MEW - 01Este álbum provoca un cisma entre ambas partes que conforman el sonido Mew, considerando que se cargan directamente al sonido más easy listening, como en su momento Genesis o Asia lo hicieron. El track que abre el disco, “Satellites”, es prueba de ello: un delicado sonido de arpa le da inicio entrelazado con la surreal voz de Bjerre, en una canción que cuida su arista prog-rock, pero dotada de estética de estadio. El segundo single, develado durante la promoción del álbum, es la frenética “Witness”, en donde aún se pueden percibir los ganchos guitarreros de sus anteriores discos y, al menos, en algo se siente la influencia de Michael Beinhorn, productor de este trabajo y que también estuvo detrás de las perillas en “And The Glass Handed Kites” (2005), tal vez su álbum mas celebrado, tanto dentro como fuera de su país, llegando a ganar el Grammy danés como Mejor Álbum Rock del año.

Tal vez donde más se nota el viraje hacia el pop, es en la elección de sus colaboraciones. Si antes había sido el vocalista y guitarrista de Dinosaur Jr, J Mascis, ahora es el turno de la cantante neozelandesa Kimbra quien colabora en “The Night Believer”. La danza de estilos orientados hacia nuevos horizontes se hace patente en “Making Friends”, repleta de guiños funkies ochenteros. El devaneo prog de “Clinging To A Bad Dream” marea un poco, se siente que en cualquier momento aparece ese cambio de ritmo tan característico de los daneses, sin embargo, se limitan a sincopar e intercalar las guitarras con las baterías, con un final tan inesperado como vacilante. La obra maestra de este disco, y llamada a ser en algún momento single, es “My Complications”, vibrante y llena de sorpresas de principio a fin, con una melodía envidiable, dejando en claro lo que una vez el guitarrista Bo Madsen dijo: “Somos, probablemente, la única banda indie de estadio”.

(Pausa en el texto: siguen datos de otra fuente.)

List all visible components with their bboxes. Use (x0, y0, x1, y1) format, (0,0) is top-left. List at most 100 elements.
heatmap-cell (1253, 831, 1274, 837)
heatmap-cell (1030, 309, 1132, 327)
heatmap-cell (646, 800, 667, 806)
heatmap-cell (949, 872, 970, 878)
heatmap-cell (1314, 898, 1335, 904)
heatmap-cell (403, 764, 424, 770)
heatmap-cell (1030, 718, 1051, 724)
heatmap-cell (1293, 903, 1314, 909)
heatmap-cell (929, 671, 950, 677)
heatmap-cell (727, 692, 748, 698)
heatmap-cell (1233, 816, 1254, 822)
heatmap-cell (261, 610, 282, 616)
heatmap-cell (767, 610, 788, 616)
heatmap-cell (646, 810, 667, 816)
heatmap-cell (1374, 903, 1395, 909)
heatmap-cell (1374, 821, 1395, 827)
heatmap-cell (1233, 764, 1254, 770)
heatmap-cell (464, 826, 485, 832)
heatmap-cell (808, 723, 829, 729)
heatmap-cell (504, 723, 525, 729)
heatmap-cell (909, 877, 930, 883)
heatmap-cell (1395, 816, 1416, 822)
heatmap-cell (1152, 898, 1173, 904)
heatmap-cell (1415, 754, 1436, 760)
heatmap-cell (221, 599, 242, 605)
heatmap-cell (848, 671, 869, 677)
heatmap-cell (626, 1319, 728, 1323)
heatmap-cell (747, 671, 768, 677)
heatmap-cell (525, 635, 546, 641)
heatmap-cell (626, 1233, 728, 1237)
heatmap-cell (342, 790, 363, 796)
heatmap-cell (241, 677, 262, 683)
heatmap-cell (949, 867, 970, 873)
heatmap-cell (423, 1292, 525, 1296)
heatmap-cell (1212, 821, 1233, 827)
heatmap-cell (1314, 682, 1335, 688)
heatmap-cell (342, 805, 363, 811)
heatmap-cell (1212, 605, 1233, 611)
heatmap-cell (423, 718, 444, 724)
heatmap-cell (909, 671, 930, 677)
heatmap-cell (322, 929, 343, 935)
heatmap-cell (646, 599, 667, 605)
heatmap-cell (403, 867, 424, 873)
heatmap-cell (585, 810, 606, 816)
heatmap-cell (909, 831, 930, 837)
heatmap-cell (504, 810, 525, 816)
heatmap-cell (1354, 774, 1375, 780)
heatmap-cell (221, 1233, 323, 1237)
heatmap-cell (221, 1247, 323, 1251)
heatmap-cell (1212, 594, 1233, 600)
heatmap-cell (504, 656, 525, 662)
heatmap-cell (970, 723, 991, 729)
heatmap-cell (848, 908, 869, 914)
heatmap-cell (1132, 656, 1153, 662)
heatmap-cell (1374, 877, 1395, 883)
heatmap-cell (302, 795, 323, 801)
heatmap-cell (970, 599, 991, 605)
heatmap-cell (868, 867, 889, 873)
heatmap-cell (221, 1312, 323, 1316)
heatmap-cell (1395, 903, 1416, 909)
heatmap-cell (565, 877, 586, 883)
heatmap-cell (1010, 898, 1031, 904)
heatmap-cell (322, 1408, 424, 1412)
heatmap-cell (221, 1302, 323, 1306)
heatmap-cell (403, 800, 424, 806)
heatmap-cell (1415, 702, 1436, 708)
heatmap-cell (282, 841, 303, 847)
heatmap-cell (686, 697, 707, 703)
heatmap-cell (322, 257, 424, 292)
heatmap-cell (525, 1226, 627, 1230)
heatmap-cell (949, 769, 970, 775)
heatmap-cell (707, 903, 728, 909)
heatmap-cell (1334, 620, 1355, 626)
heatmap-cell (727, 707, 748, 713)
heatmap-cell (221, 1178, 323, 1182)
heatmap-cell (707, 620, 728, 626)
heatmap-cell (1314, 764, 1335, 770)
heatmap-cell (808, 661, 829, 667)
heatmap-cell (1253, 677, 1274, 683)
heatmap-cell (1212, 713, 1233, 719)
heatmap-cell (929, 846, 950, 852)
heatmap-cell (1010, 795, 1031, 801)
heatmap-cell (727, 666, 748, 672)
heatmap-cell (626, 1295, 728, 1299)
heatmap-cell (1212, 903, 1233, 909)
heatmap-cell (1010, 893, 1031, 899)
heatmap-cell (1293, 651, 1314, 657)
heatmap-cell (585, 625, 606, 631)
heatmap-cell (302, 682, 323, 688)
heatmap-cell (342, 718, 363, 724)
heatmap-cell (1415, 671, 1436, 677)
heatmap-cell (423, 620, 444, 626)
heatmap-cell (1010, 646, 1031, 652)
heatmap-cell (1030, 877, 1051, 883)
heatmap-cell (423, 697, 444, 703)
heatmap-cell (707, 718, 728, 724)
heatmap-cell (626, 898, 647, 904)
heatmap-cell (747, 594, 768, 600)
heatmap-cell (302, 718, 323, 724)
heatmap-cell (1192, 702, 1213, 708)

MEW - 02“Water Slides” es una nueva prueba para la tolerancia del auditor, quien tiene que toparse con esta canción indie que bebe mucho del R&B más pop posible, aunque, siendo objetivos, tiene mucho de dream pop también; todo el álbum tiene algo de ello, de hecho. “Interview The Girls” está construida desde las entrañas de las melodías clásicas de Mew, lleno de punta a cabo de voces superpuestas y etéreas; aunque carece del empuje necesario para convertirla en pieza esencial del álbum, conquista por su grandilocuencia calculada. “Rows” corre por la misma senda, es un avión al que le cuesta agarrar altura para luego elevarse al infinito. Casi once minutos de experimento sonoro con aires de jam sesión, en donde aprovechan de experimentar toda clase de texturas y ritmos, que se arrebolan y estallan cual si fueran fuegos de artificio. No mucho más breve es “Cross The River On Your Own”, la balada de siete minutos que cierra el álbum y  que, pese a su delicadeza, compila el sonido general de este trabajo: magnificente y efectivo, pero complejo a la vez.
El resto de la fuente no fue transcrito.